Un prete “sciupafemmine” a cui piaceva la bella vita tra auto di lusso, telefonini alla moda e le belle donne. Questo il profilo che tratteggiano i collaboratori di giustizia Nicola Panaro e Francesco Barbato di don Michele Barone, il sacerdote del Tempio di Casapesenna finito sotto processo con l’accusa di violenza sessuale, nei confronti di due ragazze, e di maltrattamenti e lesioni durante pratiche esorcistiche ai danni di una ragazzina di 13 anni di Maddaloni.
E’ la Dda che sta scavando sui rapporti tra il prete e la criminalità organizzata, rapporti anche familiari con il cugino omonimo di don Barone affiliato alla fazione Zagaria e oggi collaboratore di giustizia. Ma se Barbato si limita a rivelare che don Barone aveva “la nomea di sciupafemmine”, è Panaro a rivelare alcuni aspetti di don Michele Barone, usato anche per trasmettere i messaggi dall’esterno del carcere.
Un rapporto – quello tra il sacerdote e Panaro – che è proseguito anche dopo al punto che quando Panaro venne scarcerato nel 2002 fu don Michele a celebrare le sue nozze.

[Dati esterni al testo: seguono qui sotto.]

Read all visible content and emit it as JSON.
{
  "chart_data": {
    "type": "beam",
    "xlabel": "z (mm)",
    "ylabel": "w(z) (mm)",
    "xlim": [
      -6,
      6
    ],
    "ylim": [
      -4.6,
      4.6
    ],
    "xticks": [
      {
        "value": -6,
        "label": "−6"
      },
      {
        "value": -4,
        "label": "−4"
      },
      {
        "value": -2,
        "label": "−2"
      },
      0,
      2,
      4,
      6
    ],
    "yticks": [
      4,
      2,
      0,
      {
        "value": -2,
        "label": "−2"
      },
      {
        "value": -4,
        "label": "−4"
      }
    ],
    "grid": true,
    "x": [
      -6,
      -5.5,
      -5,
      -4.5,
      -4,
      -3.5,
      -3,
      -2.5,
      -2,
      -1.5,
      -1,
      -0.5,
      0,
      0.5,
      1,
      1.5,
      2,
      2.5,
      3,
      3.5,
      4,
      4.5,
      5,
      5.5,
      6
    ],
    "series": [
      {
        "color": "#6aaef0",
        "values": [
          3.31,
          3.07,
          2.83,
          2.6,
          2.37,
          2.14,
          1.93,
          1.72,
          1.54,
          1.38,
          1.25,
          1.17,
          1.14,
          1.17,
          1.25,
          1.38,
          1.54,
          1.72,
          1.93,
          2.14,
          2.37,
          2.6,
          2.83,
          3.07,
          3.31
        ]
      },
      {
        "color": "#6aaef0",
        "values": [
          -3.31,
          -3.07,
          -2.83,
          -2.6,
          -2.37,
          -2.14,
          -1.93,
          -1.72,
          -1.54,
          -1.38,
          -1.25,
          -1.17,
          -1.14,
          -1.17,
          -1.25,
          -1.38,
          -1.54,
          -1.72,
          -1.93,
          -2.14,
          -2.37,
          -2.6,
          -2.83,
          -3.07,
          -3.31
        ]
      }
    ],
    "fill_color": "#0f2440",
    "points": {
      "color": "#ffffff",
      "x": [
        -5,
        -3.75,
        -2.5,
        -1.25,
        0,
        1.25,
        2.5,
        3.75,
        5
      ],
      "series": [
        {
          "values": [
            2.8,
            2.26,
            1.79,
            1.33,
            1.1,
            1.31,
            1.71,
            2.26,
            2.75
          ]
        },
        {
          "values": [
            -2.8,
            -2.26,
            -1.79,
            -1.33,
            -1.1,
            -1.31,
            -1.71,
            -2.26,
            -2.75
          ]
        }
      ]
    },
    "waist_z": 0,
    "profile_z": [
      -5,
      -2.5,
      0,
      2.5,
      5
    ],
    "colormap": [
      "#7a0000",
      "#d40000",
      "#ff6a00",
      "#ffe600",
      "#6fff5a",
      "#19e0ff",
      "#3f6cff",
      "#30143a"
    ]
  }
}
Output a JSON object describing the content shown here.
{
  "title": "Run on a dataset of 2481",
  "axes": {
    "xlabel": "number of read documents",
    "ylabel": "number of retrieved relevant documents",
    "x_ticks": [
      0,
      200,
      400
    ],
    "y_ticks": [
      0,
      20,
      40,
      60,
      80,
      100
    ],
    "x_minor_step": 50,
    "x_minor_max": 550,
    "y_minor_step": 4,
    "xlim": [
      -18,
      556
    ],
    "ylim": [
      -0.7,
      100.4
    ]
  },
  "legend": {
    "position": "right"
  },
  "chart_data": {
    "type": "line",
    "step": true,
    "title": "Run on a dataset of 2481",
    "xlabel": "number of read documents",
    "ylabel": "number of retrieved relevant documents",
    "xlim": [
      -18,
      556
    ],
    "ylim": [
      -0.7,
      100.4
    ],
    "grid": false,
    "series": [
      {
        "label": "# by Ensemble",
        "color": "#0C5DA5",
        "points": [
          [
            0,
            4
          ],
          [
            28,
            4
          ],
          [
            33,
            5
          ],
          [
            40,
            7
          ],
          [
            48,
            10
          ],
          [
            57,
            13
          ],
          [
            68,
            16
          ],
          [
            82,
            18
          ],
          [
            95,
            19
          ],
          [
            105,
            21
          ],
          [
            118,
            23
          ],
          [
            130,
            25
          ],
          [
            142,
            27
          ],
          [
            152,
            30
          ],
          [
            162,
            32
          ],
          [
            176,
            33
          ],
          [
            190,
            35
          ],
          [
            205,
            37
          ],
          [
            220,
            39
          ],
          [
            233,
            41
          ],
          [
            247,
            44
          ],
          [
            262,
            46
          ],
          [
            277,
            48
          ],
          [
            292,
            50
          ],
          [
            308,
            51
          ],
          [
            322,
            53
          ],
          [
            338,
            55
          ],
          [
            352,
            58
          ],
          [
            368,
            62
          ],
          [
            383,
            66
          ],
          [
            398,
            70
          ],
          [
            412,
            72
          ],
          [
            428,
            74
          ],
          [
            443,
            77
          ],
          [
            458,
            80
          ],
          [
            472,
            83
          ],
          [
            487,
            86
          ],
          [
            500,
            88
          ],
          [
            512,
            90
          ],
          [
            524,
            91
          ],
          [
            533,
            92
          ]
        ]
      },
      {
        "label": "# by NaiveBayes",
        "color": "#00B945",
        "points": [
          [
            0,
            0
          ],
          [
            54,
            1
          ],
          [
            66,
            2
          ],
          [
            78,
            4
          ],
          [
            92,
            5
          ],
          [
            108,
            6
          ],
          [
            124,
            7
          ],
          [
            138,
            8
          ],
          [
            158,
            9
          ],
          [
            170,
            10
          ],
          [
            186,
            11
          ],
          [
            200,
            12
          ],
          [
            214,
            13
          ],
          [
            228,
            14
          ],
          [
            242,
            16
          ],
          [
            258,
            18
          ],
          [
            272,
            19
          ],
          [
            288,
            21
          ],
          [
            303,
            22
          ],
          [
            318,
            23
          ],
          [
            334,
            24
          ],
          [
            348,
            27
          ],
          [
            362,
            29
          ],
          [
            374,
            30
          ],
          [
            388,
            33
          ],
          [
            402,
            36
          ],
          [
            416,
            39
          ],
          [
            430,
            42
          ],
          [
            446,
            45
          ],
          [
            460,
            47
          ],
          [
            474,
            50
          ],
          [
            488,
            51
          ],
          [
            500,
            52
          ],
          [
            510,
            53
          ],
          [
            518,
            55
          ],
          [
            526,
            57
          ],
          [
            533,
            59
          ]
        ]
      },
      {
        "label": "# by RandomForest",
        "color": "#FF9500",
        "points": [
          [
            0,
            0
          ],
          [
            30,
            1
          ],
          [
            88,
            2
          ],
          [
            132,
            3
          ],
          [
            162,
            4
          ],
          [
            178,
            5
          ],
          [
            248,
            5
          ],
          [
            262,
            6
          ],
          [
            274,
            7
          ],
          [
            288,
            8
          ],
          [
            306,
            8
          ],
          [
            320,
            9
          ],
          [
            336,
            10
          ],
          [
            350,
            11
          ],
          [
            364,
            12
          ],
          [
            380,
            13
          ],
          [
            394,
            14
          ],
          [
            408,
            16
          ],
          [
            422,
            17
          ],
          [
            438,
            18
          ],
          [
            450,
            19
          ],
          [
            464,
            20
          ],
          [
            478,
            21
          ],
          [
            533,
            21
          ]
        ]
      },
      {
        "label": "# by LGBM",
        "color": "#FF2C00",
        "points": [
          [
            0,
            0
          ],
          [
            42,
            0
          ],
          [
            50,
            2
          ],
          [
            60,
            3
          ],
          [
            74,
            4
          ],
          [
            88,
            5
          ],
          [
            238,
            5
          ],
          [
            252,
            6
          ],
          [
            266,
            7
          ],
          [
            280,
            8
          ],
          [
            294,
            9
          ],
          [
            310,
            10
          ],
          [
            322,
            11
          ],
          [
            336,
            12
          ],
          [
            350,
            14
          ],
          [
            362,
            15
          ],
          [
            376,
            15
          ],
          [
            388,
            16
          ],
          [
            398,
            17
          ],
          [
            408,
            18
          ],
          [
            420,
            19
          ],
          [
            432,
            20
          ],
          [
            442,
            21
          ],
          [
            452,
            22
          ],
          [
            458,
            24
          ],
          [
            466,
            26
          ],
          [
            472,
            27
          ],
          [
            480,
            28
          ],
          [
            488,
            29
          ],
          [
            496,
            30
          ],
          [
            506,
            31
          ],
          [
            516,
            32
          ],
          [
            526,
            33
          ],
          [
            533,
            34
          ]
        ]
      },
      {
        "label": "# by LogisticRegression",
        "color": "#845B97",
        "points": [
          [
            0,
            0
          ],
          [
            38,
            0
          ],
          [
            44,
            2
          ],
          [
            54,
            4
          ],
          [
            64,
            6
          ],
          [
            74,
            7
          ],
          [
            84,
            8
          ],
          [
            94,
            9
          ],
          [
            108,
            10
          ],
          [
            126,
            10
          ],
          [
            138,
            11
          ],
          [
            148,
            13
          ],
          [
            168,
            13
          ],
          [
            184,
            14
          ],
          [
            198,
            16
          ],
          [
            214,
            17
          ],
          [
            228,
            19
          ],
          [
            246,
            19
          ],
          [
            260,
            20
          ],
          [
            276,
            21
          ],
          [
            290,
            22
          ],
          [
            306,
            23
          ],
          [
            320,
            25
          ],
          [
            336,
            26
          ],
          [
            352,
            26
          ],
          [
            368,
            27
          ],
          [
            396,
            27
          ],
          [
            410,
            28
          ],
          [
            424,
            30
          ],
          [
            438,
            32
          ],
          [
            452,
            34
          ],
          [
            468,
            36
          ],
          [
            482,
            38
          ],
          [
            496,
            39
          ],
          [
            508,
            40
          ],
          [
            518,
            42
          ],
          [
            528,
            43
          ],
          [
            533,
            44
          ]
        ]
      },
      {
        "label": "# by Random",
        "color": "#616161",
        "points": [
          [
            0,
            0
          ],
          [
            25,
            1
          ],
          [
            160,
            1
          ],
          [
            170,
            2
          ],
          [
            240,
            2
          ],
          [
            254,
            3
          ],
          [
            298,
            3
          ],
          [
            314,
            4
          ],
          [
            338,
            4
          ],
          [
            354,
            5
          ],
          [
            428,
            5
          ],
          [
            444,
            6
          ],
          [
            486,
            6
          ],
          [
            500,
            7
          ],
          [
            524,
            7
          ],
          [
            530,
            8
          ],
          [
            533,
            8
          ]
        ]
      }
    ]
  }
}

Per Panaro don Michele era “disponibile” con gli affiliati in carcere dove era vicecappellano. Servizi per cui “problemi non se n’è mai posti anche perchè a lui certe cose piacevano”.
E le cose che piacevano erano “regali, telefonini ultima uscita” ma anche “le auto e le donne”, rivela Panaro ai magistrati della Dda. “Era un prete che non doveva, a mio parere” ma che probabilmente “è stato indotto a fare una scelta che non era la sua”. Insomma la vocazione era sbagliata.